Last Wednesday, she opposed the company’s intention to buy Within Unlimited, a company that develops applications for virtual reality and is particularly successful in the fitness field, where it celebrates the success of its application Supernatural. The FTC sees it clearly: Meta is trying to monopolize the metaverse and virtual reality market, and it needs to be caught.


John Newman of the FTC adds: “Meta – originally Facebook – is already a key player in the virtual reality world. Its VR empire includes best-selling hardware, an app store, seven of the most successful developers in the sector, and one of the most successful apps. Yet, instead of healthy competition, they try to buy their way to the top. This is an illegal acquisition.”

Meta understandably disagrees with the FTC’s accusations and considers it misguided and even illegal, but it did not provide convincing arguments, as you can judge for yourself in the official company response.

The fact is that the FTC has a long history of challenging the business practices of the Zuckerberg empire. He already antagonized the commission with the acquisition of Instagram in 2012, and it has been going on with him ever since. The penultimate attack against the company, which was still called Facebook at the time, dates back to 2020, when it accused the company of monopolistic behavior on the application market.

A money black hole, a slowing backbone business, and the wrath of a US regulator looks like a recipe for a pretty toxic mix. Is Meta, currently trading on the exchange at prices last seen by the market in March and April 2020, still an interesting investment opportunity today?

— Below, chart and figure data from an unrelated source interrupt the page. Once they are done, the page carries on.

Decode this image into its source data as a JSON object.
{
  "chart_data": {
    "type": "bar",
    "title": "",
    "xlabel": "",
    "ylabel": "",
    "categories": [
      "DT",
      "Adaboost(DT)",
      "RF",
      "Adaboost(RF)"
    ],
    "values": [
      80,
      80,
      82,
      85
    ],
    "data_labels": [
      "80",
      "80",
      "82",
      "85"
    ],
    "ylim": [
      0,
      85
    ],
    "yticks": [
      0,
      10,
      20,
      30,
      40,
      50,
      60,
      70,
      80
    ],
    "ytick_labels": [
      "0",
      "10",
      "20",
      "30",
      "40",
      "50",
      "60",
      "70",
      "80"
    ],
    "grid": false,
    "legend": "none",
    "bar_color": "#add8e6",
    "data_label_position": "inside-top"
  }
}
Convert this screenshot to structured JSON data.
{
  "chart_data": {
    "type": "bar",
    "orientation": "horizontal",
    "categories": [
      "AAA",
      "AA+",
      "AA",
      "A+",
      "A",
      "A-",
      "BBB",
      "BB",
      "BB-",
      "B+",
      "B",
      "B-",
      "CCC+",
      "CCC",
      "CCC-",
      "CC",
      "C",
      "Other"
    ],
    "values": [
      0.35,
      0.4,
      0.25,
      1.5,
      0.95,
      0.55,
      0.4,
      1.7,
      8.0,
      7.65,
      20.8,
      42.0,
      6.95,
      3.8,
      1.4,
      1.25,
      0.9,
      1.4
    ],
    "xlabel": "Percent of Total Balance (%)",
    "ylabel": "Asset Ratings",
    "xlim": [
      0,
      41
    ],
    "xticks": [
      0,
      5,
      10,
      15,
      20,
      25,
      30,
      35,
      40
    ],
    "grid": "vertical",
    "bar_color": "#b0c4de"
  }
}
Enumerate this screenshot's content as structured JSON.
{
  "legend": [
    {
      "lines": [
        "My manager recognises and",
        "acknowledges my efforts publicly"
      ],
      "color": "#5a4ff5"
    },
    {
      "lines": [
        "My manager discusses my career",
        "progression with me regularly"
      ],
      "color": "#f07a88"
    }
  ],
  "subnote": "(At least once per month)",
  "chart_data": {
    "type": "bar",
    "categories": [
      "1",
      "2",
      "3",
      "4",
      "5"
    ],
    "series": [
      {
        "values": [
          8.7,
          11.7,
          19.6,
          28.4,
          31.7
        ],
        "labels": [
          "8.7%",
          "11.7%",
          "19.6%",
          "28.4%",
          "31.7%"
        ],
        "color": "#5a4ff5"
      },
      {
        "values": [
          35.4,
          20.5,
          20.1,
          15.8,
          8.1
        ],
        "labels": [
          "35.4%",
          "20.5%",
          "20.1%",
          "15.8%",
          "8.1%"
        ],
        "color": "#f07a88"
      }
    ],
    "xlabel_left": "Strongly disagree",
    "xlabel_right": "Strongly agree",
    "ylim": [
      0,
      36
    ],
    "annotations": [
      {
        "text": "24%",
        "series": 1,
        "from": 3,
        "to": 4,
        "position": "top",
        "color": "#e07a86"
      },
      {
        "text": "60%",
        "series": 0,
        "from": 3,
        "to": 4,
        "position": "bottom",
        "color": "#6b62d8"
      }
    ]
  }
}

Czech investor, economist and entrepreneur Jaroslav Šura is quite clear about this: “Facebook announced in advance that building a metaverse empire would cost something.” I would definitely not sell shares of the company at today’s prices. But that does not mean that I would advise anyone to buy now,” he says.

“I would rather invest more free capital in, for example, Microsoft, if we are talking about the big tech segment. If I had to choose between advertising platform operators, I would definitely rather consider Google,” he adds.